Si nous étions à Paris, la paix serait bientôt faite et je me flatte bien que nous dînerions ensemble un jour dans cette belle maison[4] consacrée aux arts, peinte par Lesueur et par Lebrun, et digne de recevoir M. de Mairan.

Adieu, cher ennemi de mes amis adieu, mon maître, digne d’être celui de votre illustre et aimable adversaire.

P. S. Depuis cette lettre écrite, je reçois votre billet à l’abbé Moussinot. Ne me répondez point, mon cher philosophe le temps est à ménager, quoi qu’en disent les force-viviers ; mais, si vous croyez que vous me ferez plaisir en montrant à l’Académie[5] de quelle façon je pense ; si on peut voir par mon Mémoire que je ne suis pas absolument étranger dans Jérusalem, ayez la bonté de le communiquer sinon pereat.

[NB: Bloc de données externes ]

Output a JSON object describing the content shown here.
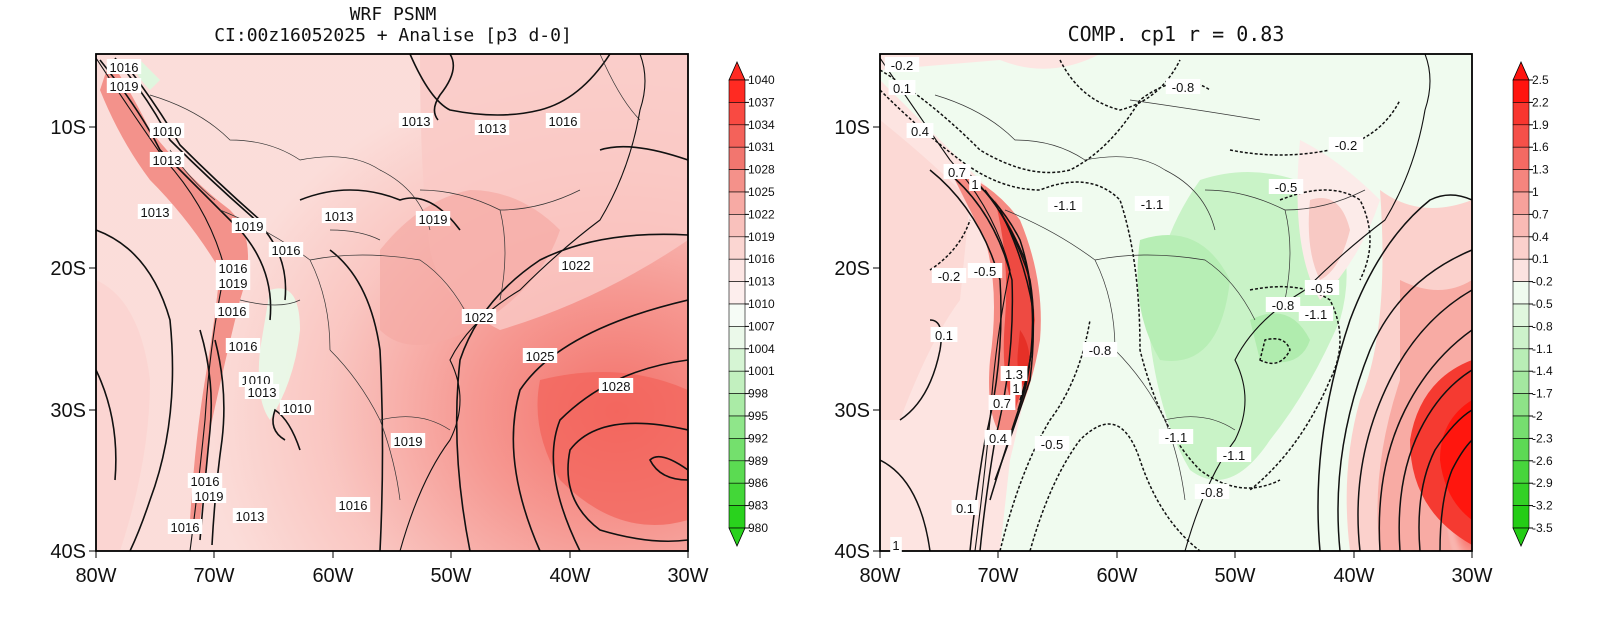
{
  "left_panel": {
    "title_line1": "WRF PSNM",
    "title_line2": "CI:00z16052025 + Analise  [p3 d-0]",
    "x_ticks": [
      "80W",
      "70W",
      "60W",
      "50W",
      "40W",
      "30W"
    ],
    "y_ticks": [
      "10S",
      "20S",
      "30S",
      "40S"
    ],
    "colorbar_labels": [
      "1040",
      "1037",
      "1034",
      "1031",
      "1028",
      "1025",
      "1022",
      "1019",
      "1016",
      "1013",
      "1010",
      "1007",
      "1004",
      "1001",
      "998",
      "995",
      "992",
      "989",
      "986",
      "983",
      "980"
    ],
    "contour_labels": [
      "1016",
      "1019",
      "1010",
      "1013",
      "1013",
      "1019",
      "1016",
      "1016",
      "1019",
      "1016",
      "1016",
      "1010",
      "1013",
      "1010",
      "1016",
      "1019",
      "1013",
      "1016",
      "1013",
      "1013",
      "1013",
      "1016",
      "1019",
      "1016",
      "1022",
      "1022",
      "1025",
      "1028",
      "1019"
    ]
  },
  "right_panel": {
    "title": "COMP. cp1  r =  0.83",
    "x_ticks": [
      "80W",
      "70W",
      "60W",
      "50W",
      "40W",
      "30W"
    ],
    "y_ticks": [
      "10S",
      "20S",
      "30S",
      "40S"
    ],
    "colorbar_labels": [
      "2.5",
      "2.2",
      "1.9",
      "1.6",
      "1.3",
      "1",
      "0.7",
      "0.4",
      "0.1",
      "-0.2",
      "-0.5",
      "-0.8",
      "-1.1",
      "-1.4",
      "-1.7",
      "-2",
      "-2.3",
      "-2.6",
      "-2.9",
      "-3.2",
      "-3.5"
    ],
    "contour_labels": [
      "-0.2",
      "0.1",
      "0.4",
      "0.7",
      "1",
      "-1.1",
      "-0.8",
      "-1.1",
      "-0.2",
      "-0.5",
      "-0.2",
      "-0.5",
      "0.1",
      "1.3",
      "1",
      "0.7",
      "0.4",
      "-0.5",
      "-0.8",
      "-0.8",
      "-0.5",
      "-1.1",
      "-1.1",
      "-1.1",
      "-0.8",
      "0.1",
      "1"
    ]
  }
}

Je me tiens pour répondu je ne veux pas un mot. Je vous embrasse, je vous estime, je vous aime autant que vous le méritez.

  1. La nouvelle copie des Doutes cités plus haut, lettre 1421.
  2. Voyez la note 4 de la page 31.
  3. Mme du Châtelet, dans une lettre du 22 mars 1741, à d’Argental, disait, en parlant de Voltaire et d’elle-même : « On ne peut imaginer un plus grand contraste dans les sentiments philosophiques, ni une plus grande conformité dans tous les autres. »
  4. L’hôtel Lambert.
  5. Mairan communiqua les Doutes de Voltaire sur les forces motrices à l’Académie des sciences, et l’examen de ce Mémoire donna lieu au Rapport imprimé du tome Ier de cette édition.